Last week the workstations were delivered and installed, at an additional cost of $1,950, but yesterday they sat empty in a an air-conditioned suite on the sixth floor of the City-County Building. The employees for which they were bought remain two blocks away in their longtime Ross Street offices, in a building with other development-related agencies.

"We're not sure exactly what's going there yet," said city Finance Director Scott Kunka of the suite, vowing the workstations would not be wasted.

The effort to streamline development processes, though, may have been for nought.

Mr. Ravenstahl and his development czar, Urban Redevelopment Authority Executive Director Pat Ford, pushed an ambitious reorganization plan last fall. It would have placed the permitting functions of the Bureau of Building Inspection, the Pittsburgh Water and Sewer Authority, the City Planning Department and the Public Works Department in a single suite, rather than three separate buildings.

Parts of the planning function would shift to the Urban Redevelopment Authority. Planning staff that handle federal development grants would move to the Finance Department.

The $17,325 the city paid to Monroeville-based CIS Office Installers and Refurbishers came from the City Planning budget. Mr. Kunka said there was consideration given to moving the planning personnel who handle federal grants not just from Ross Street to the City-County Building, but into his department.
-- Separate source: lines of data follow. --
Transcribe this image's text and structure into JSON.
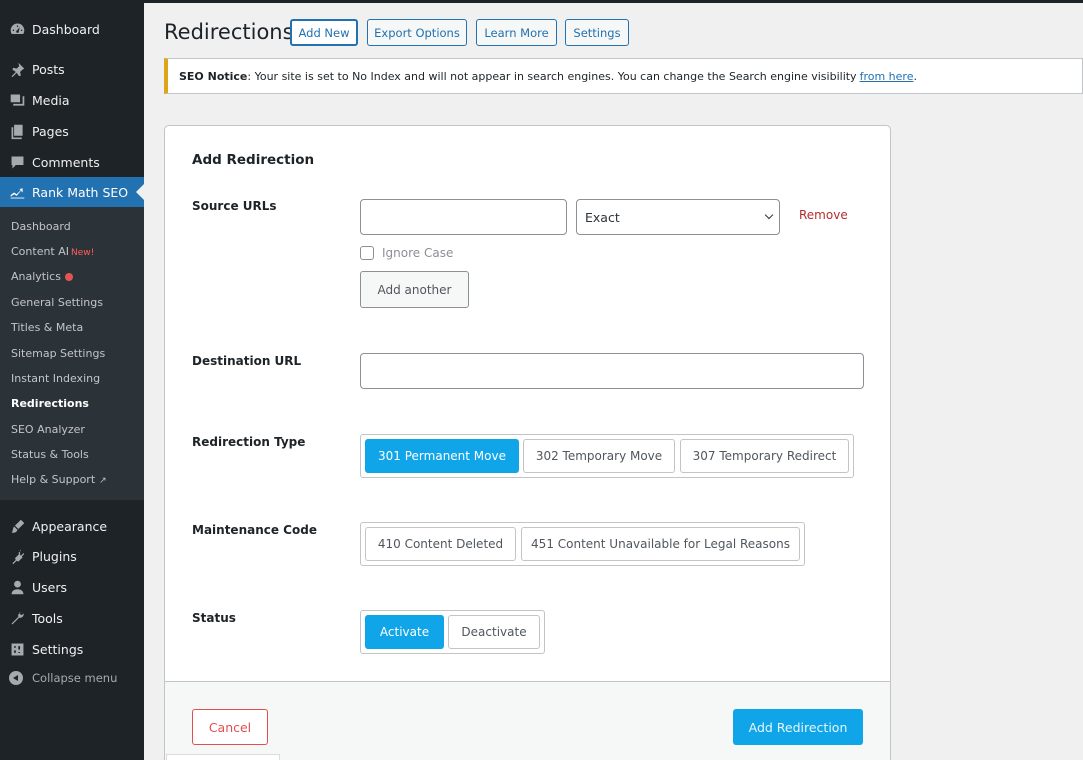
{
  "sidebar": {
    "menu": [
      {
        "key": "dashboard",
        "label": "Dashboard",
        "icon": "dashboard-icon"
      },
      {
        "key": "posts",
        "label": "Posts",
        "icon": "pin-icon"
      },
      {
        "key": "media",
        "label": "Media",
        "icon": "media-icon"
      },
      {
        "key": "pages",
        "label": "Pages",
        "icon": "pages-icon"
      },
      {
        "key": "comments",
        "label": "Comments",
        "icon": "comment-icon"
      },
      {
        "key": "rankmath",
        "label": "Rank Math SEO",
        "icon": "rank-math-icon"
      },
      {
        "key": "appearance",
        "label": "Appearance",
        "icon": "brush-icon"
      },
      {
        "key": "plugins",
        "label": "Plugins",
        "icon": "plug-icon"
      },
      {
        "key": "users",
        "label": "Users",
        "icon": "user-icon"
      },
      {
        "key": "tools",
        "label": "Tools",
        "icon": "wrench-icon"
      },
      {
        "key": "settings",
        "label": "Settings",
        "icon": "sliders-icon"
      }
    ],
    "submenu": [
      {
        "label": "Dashboard"
      },
      {
        "label": "Content AI",
        "badge": "New!"
      },
      {
        "label": "Analytics"
      },
      {
        "label": "General Settings"
      },
      {
        "label": "Titles & Meta"
      },
      {
        "label": "Sitemap Settings"
      },
      {
        "label": "Instant Indexing"
      },
      {
        "label": "Redirections"
      },
      {
        "label": "SEO Analyzer"
      },
      {
        "label": "Status & Tools"
      },
      {
        "label": "Help & Support"
      }
    ],
    "collapse_label": "Collapse menu",
    "accent_color": "#2271b1"
  },
  "header": {
    "title": "Redirections",
    "buttons": [
      "Add New",
      "Export Options",
      "Learn More",
      "Settings"
    ]
  },
  "notice": {
    "label": "SEO Notice",
    "text": ": Your site is set to No Index and will not appear in search engines. You can change the Search engine visibility",
    "link": "from here",
    "end": "."
  },
  "form": {
    "title": "Add Redirection",
    "source": {
      "label": "Source URLs",
      "value": "",
      "match_type": "Exact",
      "remove": "Remove",
      "ignore_case": "Ignore Case",
      "add_another": "Add another"
    },
    "destination": {
      "label": "Destination URL",
      "value": ""
    },
    "type": {
      "label": "Redirection Type",
      "options": [
        "301 Permanent Move",
        "302 Temporary Move",
        "307 Temporary Redirect"
      ],
      "selected": "301 Permanent Move"
    },
    "maintenance": {
      "label": "Maintenance Code",
      "options": [
        "410 Content Deleted",
        "451 Content Unavailable for Legal Reasons"
      ]
    },
    "status": {
      "label": "Status",
      "options": [
        "Activate",
        "Deactivate"
      ],
      "selected": "Activate"
    },
    "cancel": "Cancel",
    "submit": "Add Redirection",
    "accent_color": "#10a4e8"
  }
}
Shifting employees from one department to another would have required an amendment to the budget, said Council Finance Chair William Peduto, whose committee oversees Mr. Kunka's department. "If the goal is to disassemble the Planning Department, that should be done through the budget.

"It just seems ironic, I guess, that the failure to plan is going to cost us $17,000 from the Department of Planning," he said of the workstation spending.
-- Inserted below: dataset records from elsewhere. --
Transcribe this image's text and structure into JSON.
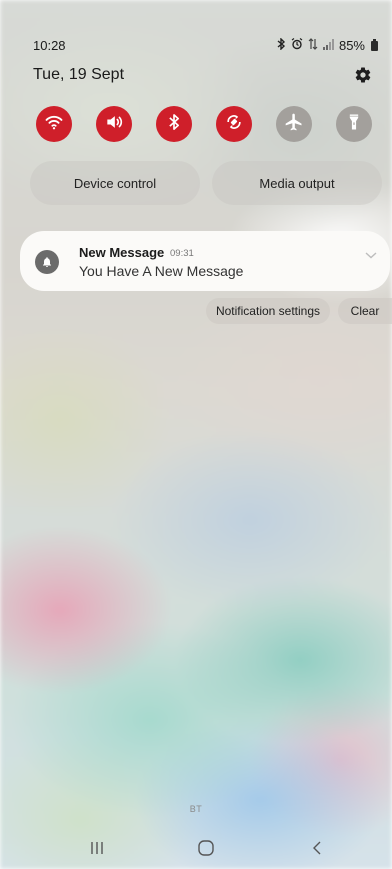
{
  "status_bar": {
    "time": "10:28",
    "battery": "85%",
    "icons": [
      "bluetooth-icon",
      "alarm-icon",
      "data-icon",
      "signal-icon",
      "battery-icon"
    ]
  },
  "header": {
    "date": "Tue, 19 Sept",
    "settings_icon": "gear-icon"
  },
  "quick_settings": {
    "tiles": [
      {
        "name": "wifi",
        "icon": "wifi-icon",
        "state": "on"
      },
      {
        "name": "sound",
        "icon": "volume-icon",
        "state": "on"
      },
      {
        "name": "bluetooth",
        "icon": "bluetooth-icon",
        "state": "on"
      },
      {
        "name": "auto-rotate",
        "icon": "rotate-icon",
        "state": "on"
      },
      {
        "name": "airplane-mode",
        "icon": "airplane-icon",
        "state": "off"
      },
      {
        "name": "flashlight",
        "icon": "flashlight-icon",
        "state": "off"
      }
    ],
    "active_color": "#cf1f2a",
    "inactive_color": "#a3a09c",
    "device_control_label": "Device control",
    "media_output_label": "Media output"
  },
  "notification": {
    "title": "New Message",
    "time": "09:31",
    "body": "You Have A New Message",
    "icon": "bell-icon"
  },
  "notification_actions": {
    "settings_label": "Notification settings",
    "clear_label": "Clear"
  },
  "carrier_label": "BT",
  "nav_bar": {
    "recents_icon": "recents-icon",
    "home_icon": "home-icon",
    "back_icon": "back-icon"
  }
}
The Planning Department has sometimes seemed to be endangered. Positions have been left vacant, while the URA set up its own internal planning unit, the Finance Department eyed the funding managers, and Mr. Ford had employees draft plans to move its permitting roles into the Bureau of Building Inspection.

At a Feb. 27 special meeting, Council President Doug Shields told Mr. Ford that he would never allow the Planning Department's merger into the URA.

That comment took much of the steam out of the reorganization, as did an ongoing break in Mr. Ford's role. He is on paid leave pending a State Ethics Commission review of his receipt of gifts from the Lamar Advertising executive who negotiated an arrangement for a digital billboard on Grant Street.

The Public Works Department recently scoped out the vacant space with the fresh cubicles, Mr. Kunka said. "It's a matter of putting employees where they're best suited to be."